John Walls Renal Unit, University Hospitals Leicester NHS Trust, Leicester, UK.
Clin Kidney J. 2017 Aug;10(4):503-515. doi: 10.1093/ckj/sfx028. Epub 2017 May 10.
Cardiovascular (CV) disease is the leading cause of death in chronic kidney disease (CKD) and end-stage renal disease (ESRD). A key driver in this pathology is increased aortic stiffness, which is a strong, independent predictor of CV mortality in this population. Aortic stiffening is a potentially modifiable biomarker of CV dysfunction and in risk stratification for patients with CKD and ESRD. Previous work has suggested that therapeutic modification of aortic stiffness may ameliorate CV mortality. Nevertheless, future clinical implementation relies on the ability to accurately and reliably quantify stiffness in renal disease. Pulse wave velocity (PWV) is an indirect measure of stiffness and is the accepted standard for non-invasive assessment of aortic stiffness. It has typically been measured using techniques such as applanation tonometry, which is easy to use but hindered by issues such as the inability to visualize the aorta. Advances in cardiac magnetic resonance imaging now allow direct measurement of stiffness, using aortic distensibility, in addition to PWV. These techniques allow measurement of aortic stiffness locally and are obtainable as part of a comprehensive, multiparametric CV assessment. The evidence cannot yet provide a definitive answer regarding which technique or parameter can be considered superior. This review discusses the advantages and limitations of non-invasive methods that have been used to assess aortic stiffness, the key studies that have assessed aortic stiffness in patients with renal disease and why these tools should be standardized for use in clinical trial work.

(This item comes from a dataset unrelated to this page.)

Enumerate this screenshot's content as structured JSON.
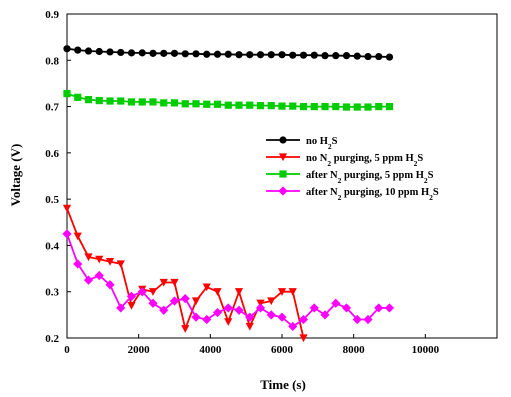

心血管(CV)疾病是慢性肾脏病(CKD)和终末期肾病(ESRD)的主要死因。这种病理状态的一个关键驱动因素是主动脉僵硬度增加,这是该人群心血管死亡率的一个强有力的独立预测指标。主动脉硬化是心血管功能障碍的一个潜在可改变的生物标志物,也是CKD和ESRD患者风险分层的指标。先前的研究表明,对主动脉僵硬度进行治疗性改善可能会降低心血管死亡率。然而,未来的临床应用依赖于在肾病中准确可靠地量化僵硬度的能力。脉搏波速度(PWV)是僵硬度的一种间接测量方法,是主动脉僵硬度无创评估的公认标准。它通常使用诸如压平式眼压计等技术进行测量,这种技术易于使用,但存在无法可视化主动脉等问题。心脏磁共振成像的进展现在除了PWV外,还允许使用主动脉扩张性直接测量僵硬度。这些技术可以局部测量主动脉僵硬度,并且可作为全面的多参数心血管评估的一部分获得。关于哪种技术或参数可被认为更优越,现有证据尚未给出明确答案。本综述讨论了用于评估主动脉僵硬度的非侵入性方法的优缺点;评估肾病患者主动脉僵硬度的关键研究;以及为什么这些工具应在临床试验工作中进行标准化使用。